Failure That Leads to Godliness
All those who were in distress or in debt or discontented gathered around him, and he became their leader (1 Samuel 22:2).
God uses broken things to accomplish His greatest work. When David was anointed to be the next king, he was just a boy, the youngest among all his brothers. Little did he know that the next several years would be years of fleeing from Saul whose successes turned into obsessions as a leader who had fallen from God's anointing. Perhaps David thought, "Why am I living a life as a fugitive?" I am the next king of Israel. Yet, his life was filled with adversity after adversity before he ever fulfilled the ultimate calling God had for him. Others began to hear of David's successes and identify with his plight. But, it wasn't the successful and polished who came to join him. It was "those who were in distress or in debt or discontented" who would be part of his army—and an army it was!

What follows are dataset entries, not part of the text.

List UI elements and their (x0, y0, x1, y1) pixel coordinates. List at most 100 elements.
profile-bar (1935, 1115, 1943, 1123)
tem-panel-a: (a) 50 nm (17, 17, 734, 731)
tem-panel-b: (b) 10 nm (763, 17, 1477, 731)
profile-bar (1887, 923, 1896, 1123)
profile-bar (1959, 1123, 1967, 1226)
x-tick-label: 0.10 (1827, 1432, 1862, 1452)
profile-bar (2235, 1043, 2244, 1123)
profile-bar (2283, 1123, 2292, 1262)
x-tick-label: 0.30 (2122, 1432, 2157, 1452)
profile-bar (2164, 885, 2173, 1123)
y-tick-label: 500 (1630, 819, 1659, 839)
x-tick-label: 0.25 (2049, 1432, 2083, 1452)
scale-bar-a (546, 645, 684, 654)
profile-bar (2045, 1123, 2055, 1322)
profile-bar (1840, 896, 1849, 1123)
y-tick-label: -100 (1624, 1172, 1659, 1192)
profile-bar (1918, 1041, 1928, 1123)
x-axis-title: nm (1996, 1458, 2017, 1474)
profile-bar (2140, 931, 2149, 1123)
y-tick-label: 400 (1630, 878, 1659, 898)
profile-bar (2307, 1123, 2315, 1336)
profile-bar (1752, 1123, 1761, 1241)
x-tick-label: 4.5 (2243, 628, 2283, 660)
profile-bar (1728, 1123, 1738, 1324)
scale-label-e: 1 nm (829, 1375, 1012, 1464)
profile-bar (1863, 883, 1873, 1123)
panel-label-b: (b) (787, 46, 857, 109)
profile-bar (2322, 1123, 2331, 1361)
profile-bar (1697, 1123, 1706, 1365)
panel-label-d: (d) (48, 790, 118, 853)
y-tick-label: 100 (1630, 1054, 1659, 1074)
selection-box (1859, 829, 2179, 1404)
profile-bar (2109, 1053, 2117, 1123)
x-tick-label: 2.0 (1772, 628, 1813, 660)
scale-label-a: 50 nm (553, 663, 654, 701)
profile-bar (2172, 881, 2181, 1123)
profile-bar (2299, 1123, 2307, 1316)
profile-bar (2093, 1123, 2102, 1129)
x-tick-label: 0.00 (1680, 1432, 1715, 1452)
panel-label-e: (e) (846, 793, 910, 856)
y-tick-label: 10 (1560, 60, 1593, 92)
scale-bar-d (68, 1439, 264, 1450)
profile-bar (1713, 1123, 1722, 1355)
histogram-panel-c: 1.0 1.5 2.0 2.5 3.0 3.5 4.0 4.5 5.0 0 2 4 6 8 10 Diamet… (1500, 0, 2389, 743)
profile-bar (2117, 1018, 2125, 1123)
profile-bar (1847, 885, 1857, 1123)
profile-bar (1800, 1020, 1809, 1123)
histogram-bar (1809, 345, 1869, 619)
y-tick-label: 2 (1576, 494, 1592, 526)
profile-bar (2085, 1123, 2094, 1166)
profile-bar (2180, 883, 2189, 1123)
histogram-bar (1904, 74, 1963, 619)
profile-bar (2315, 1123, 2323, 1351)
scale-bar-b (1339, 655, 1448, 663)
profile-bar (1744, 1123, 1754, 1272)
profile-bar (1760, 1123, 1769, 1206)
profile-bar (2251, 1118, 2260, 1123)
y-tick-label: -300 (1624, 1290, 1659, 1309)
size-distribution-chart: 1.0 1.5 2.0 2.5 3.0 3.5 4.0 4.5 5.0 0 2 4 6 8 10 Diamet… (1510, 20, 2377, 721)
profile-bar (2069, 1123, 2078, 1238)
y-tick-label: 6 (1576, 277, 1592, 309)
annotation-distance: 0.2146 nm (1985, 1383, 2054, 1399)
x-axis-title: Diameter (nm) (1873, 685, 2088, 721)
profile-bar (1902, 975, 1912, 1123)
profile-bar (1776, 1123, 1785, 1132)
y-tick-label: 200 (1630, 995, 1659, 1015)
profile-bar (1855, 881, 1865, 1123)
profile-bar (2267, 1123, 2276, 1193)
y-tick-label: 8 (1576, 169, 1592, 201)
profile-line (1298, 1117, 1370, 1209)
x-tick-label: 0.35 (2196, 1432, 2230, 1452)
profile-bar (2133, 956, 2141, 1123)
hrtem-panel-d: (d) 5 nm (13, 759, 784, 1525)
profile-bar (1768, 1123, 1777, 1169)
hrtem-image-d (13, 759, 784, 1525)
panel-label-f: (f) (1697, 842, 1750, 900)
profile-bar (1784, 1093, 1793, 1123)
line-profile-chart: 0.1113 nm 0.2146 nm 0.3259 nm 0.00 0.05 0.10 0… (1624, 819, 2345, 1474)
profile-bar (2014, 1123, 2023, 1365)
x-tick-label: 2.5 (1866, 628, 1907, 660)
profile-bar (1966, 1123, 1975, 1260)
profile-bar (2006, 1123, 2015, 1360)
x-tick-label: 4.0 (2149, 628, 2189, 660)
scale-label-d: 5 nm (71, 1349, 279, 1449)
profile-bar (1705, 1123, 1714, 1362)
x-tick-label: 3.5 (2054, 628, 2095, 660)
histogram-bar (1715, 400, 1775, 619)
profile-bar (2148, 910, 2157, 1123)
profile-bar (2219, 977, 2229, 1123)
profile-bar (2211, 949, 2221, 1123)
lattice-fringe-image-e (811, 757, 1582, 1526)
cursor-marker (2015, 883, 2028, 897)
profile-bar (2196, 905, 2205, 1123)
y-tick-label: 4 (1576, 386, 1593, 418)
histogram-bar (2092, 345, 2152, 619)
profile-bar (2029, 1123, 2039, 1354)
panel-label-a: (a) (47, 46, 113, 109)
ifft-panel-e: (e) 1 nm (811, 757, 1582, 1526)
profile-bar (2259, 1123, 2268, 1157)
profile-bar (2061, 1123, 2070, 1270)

His army would become known throughout the world as the greatest ever assembled, not because of their skill, but because of the God behind the army. God turned David's men into "mighty men of valor" (see 1 Chron. 11:10).
God often uses failure to make us useful. When Jesus called the disciples, He did not go out and find the most qualified and successful people. He found the most willing, and He found them in the workplace. He found a fisherman, a tax collector, and a farmer.
The Hebrews knew that failure was a part of maturing in God. The Greeks used failure as a reason for disqualification. Sadly, in the Church, we often treat one another in this way. This is not God's way. We need to understand that failing does not make us failures. It makes us experienced. It makes us more prepared to be useful in God's Kingdom—if we have learned from it. And that is the most important ingredient for what God wants in His children.